Shai Gilgeous-Alexander scored 22 points as Oklahoma City opened a game-high 18-point lead in the third quarter of Game 5 at Paycom Center, a swing that handed the Thunder the initiative in the okc vs spurs series tied 2-2.
The lead arrived after a jittery start: at 9:30 of the first quarter De’Aaron Fox drove early and winced on the play, a moment that added tension to the crowd even though the centers of this matchup were on the other end. Oklahoma City chased control through the middle quarters. Lu Dort opened the second half with a layup, and a sequence later in the period that encapsulated the night — Victor Wembanyama blocked a Jared McCain layup and the loose ball went to Dort for a conversion — stretched the margin and momentum for the home team.
Gilgeous-Alexander’s 22 in Game 5 followed a measured Game 4 in which he had 19 points in 31 minutes before sitting out the fourth quarter. His willingness to carry a heavier load in this game was a clear response to how San Antonio was trying to attack: the Spurs repeatedly targeted Wembanyama on offense against Isaiah Hartenstein, a matchup chisel that forced rotations and opened driving lanes for Oklahoma City.
The numbers matter beyond the box score. This was a tied series entering Game 5, and historically the team that wins Game 5 in a 2-2 best-of-seven goes on to win the matchup more than 80 percent of the time. That statistical gravity is why the swing in the third — and the manner of it — is the defining detail of the night.

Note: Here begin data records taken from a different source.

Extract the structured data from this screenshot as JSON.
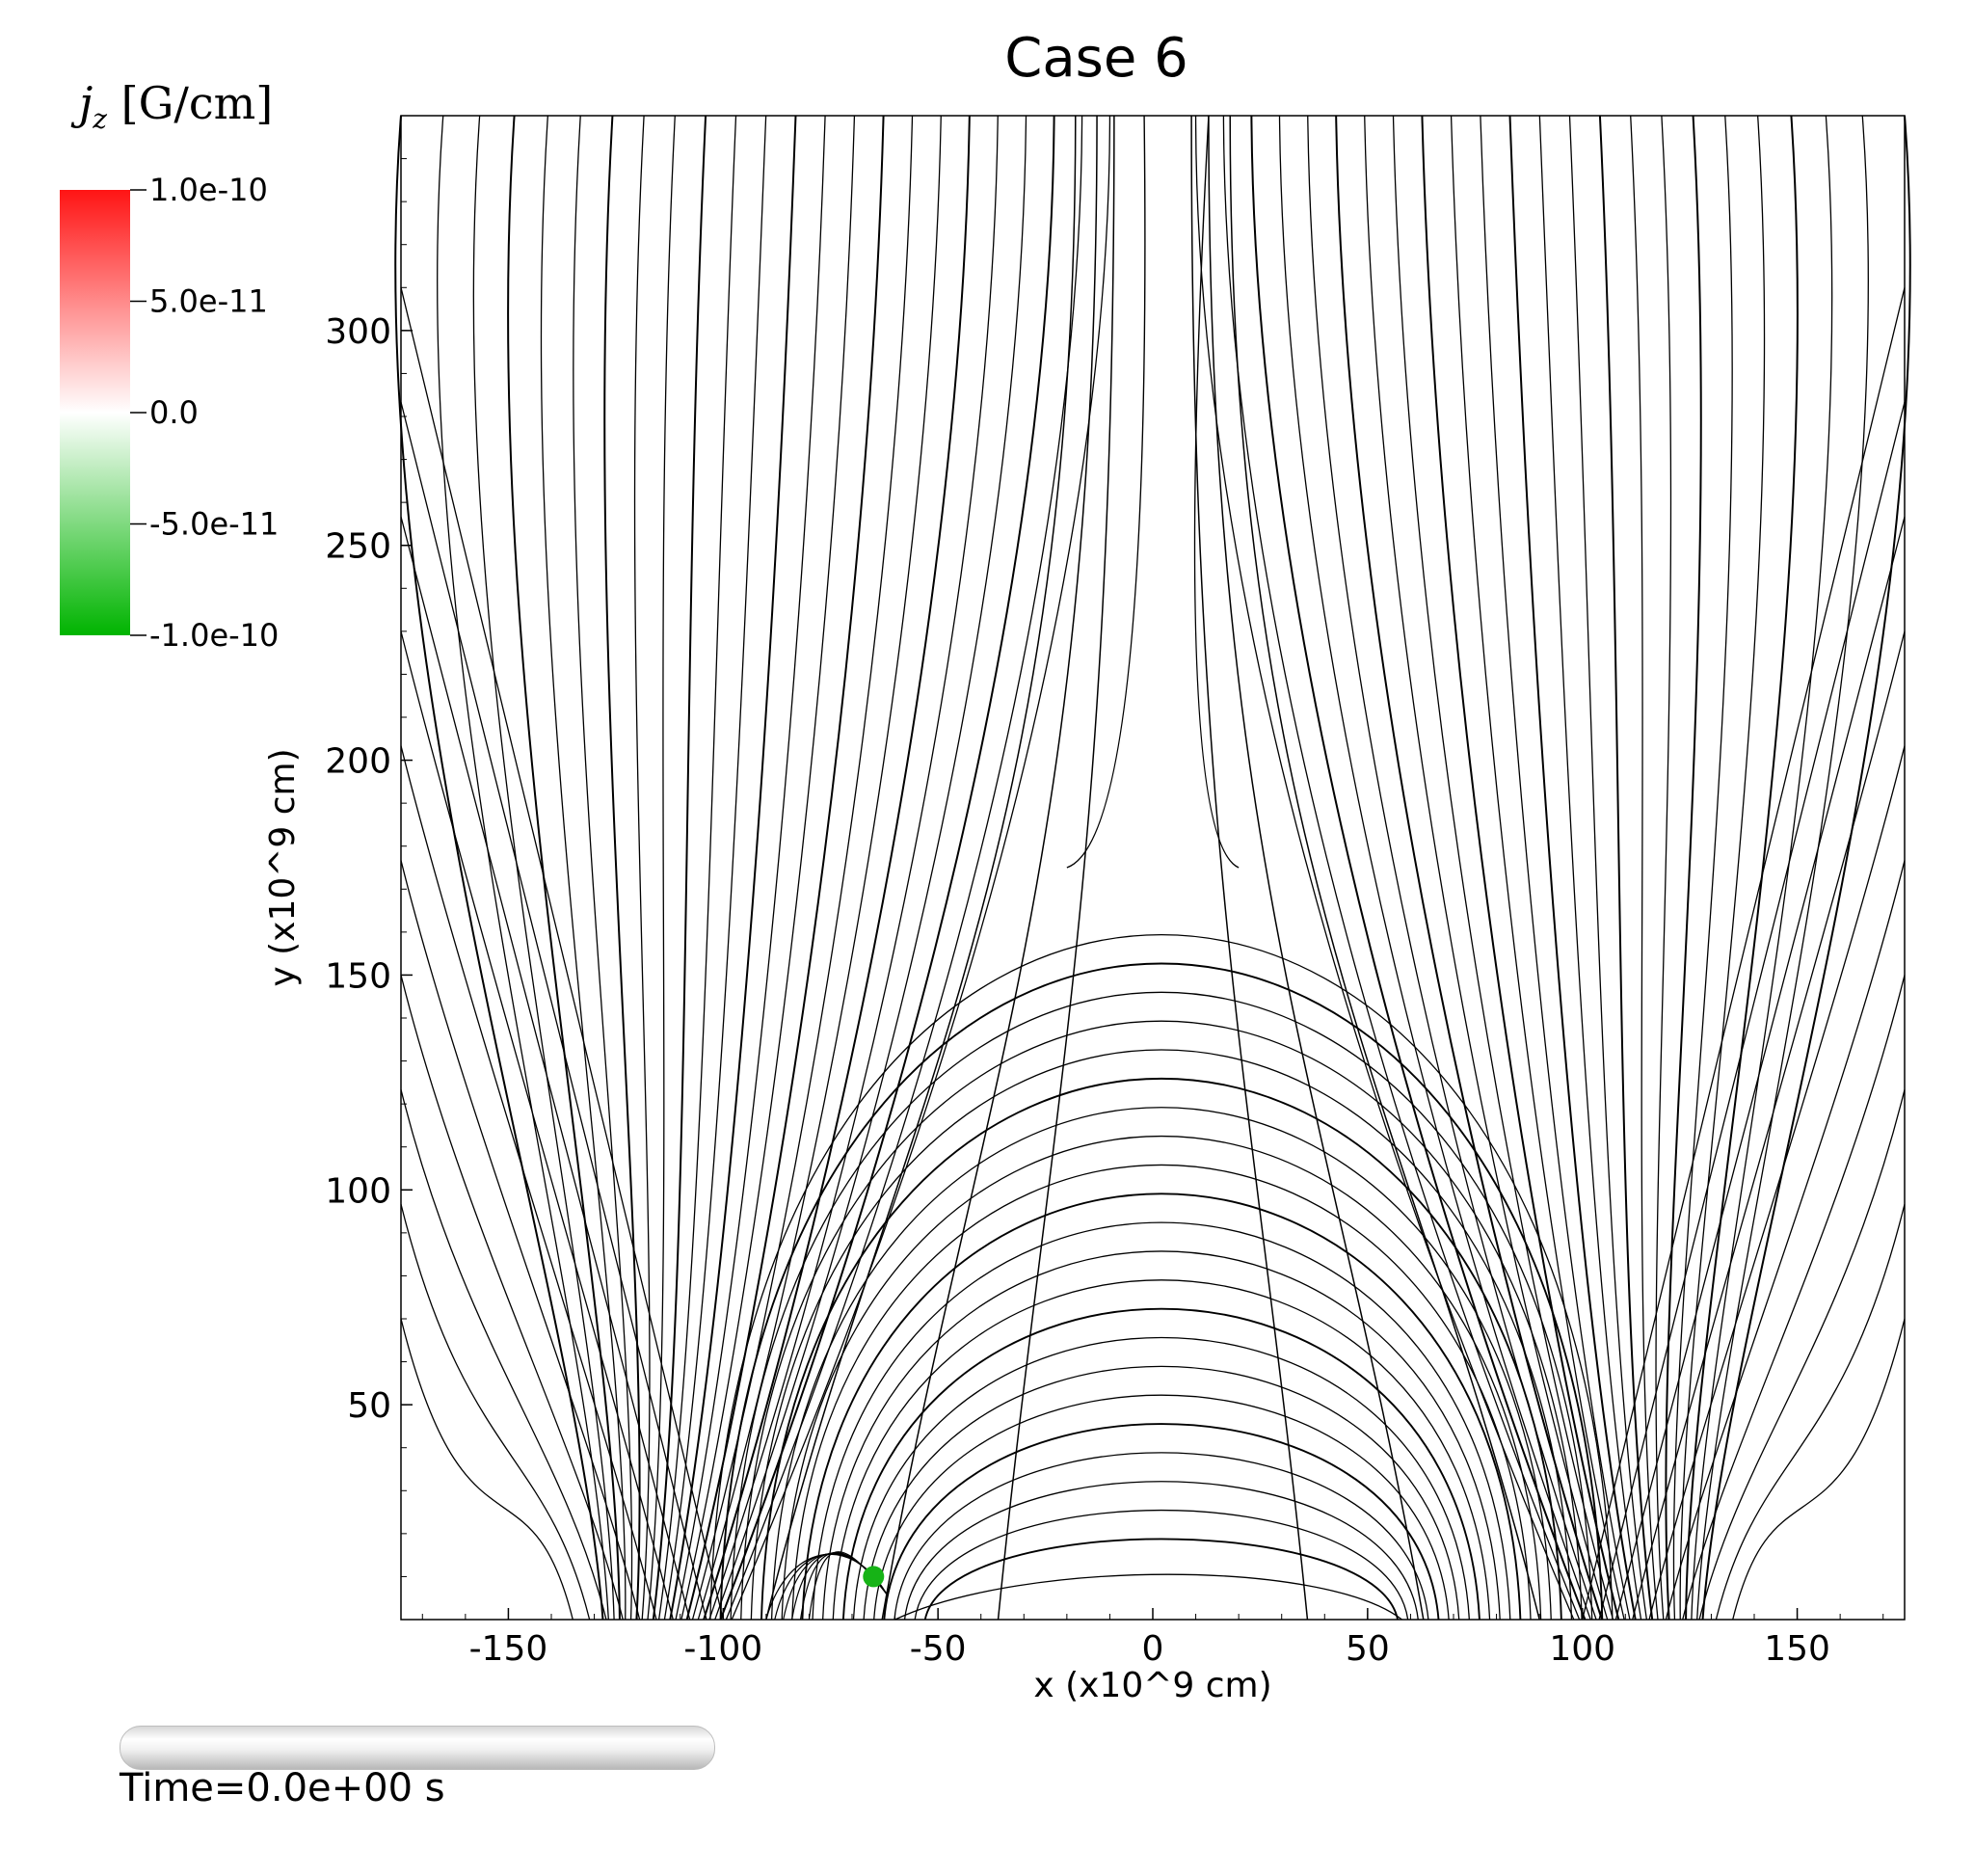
{
  "chart_data": {
    "type": "streamline",
    "title": "Case 6",
    "xlabel": "x (x10^9 cm)",
    "ylabel": "y (x10^9 cm)",
    "xlim": [
      -175,
      175
    ],
    "ylim": [
      0,
      350
    ],
    "xticks": [
      "-150",
      "-100",
      "-50",
      "0",
      "50",
      "100",
      "150"
    ],
    "xtick_values": [
      -150,
      -100,
      -50,
      0,
      50,
      100,
      150
    ],
    "yticks": [
      "50",
      "100",
      "150",
      "200",
      "250",
      "300"
    ],
    "ytick_values": [
      50,
      100,
      150,
      200,
      250,
      300
    ],
    "marker": {
      "x": -65,
      "y": 10,
      "color": "#16b316"
    },
    "colorbar": {
      "variable": "j_z",
      "unit": "[G/cm]",
      "ticks": [
        "1.0e-10",
        "5.0e-11",
        "0.0",
        "-5.0e-11",
        "-1.0e-10"
      ],
      "range": [
        -1e-10,
        1e-10
      ],
      "colors": [
        "#00b400",
        "#ffffff",
        "#ff1414"
      ]
    }
  },
  "time_label": "Time=0.0e+00 s"
}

San Antonio signaled adjustment early in the second half, calling a timeout barely two minutes into the period. The stop read as a coach’s insistence on re-finding structure against an opponent that had just answered every knot. Former guard Jamal Crawford put the moment bluntly on the broadcast: "San Antonio isn't playing with emotion. They're playing emotional." That line captured the oddity of a team trying to manufacture momentum while appearing off-balance in execution.
The tension of the game was not only strategic. Oklahoma City’s third-quarter surge raised a clear contradiction: the Spurs were both deliberately attacking a mismatch and, for stretches, surrendering easy conversions that fed the Thunder’s lead. The block by Wembanyama on McCain — which immediately turned into a Dort score — underlined how a single defensive sequence could flip possession, crowd energy and scoreboard breathing room in an instant.
For San Antonio, the decision to lean into Wembanyama-Hartenstein matchups was a bet that rim pressure and creation around the paint would crack the Thunder’s spacing. For Oklahoma City, it became a platform to sprint into transition and crowd the Spurs’ attempts at set offense. The result was a middle period where the Thunder stretched the game to a margin that, historically, puts the tide in their favor.
This contest matters beyond tonight because the winner of this Game 5 will be moving toward what feels like a final step: the coverage frames the outcome as a potentially decisive step toward meeting the New York Knicks in the NBA Finals. For readers looking back at how the series tilted, our earlier piece on the matchup’s turning points remains relevant and worth a click (Okc Vs Spurs Game 3: Injuries, turnovers and a bench that could decide the series —
If the series follows the probability curve, the Thunder’s third-quarter control and Gilgeous-Alexander’s heavier scoring night hand them the kind of leverage that usually decides a best-of-seven. The most consequential unanswered question now is whether San Antonio can convert its targeted offense into consistent halves of execution — not just emotional bursts — or whether Oklahoma City’s late-game sequences will tighten into a series-clinching template.
For Gilgeous-Alexander, the night will be remembered as one where he took the load and forced a moment in a tied series; for the Spurs, it will be remembered as the game in which one quarter created a gap they must answer before the series returns to San Antonio.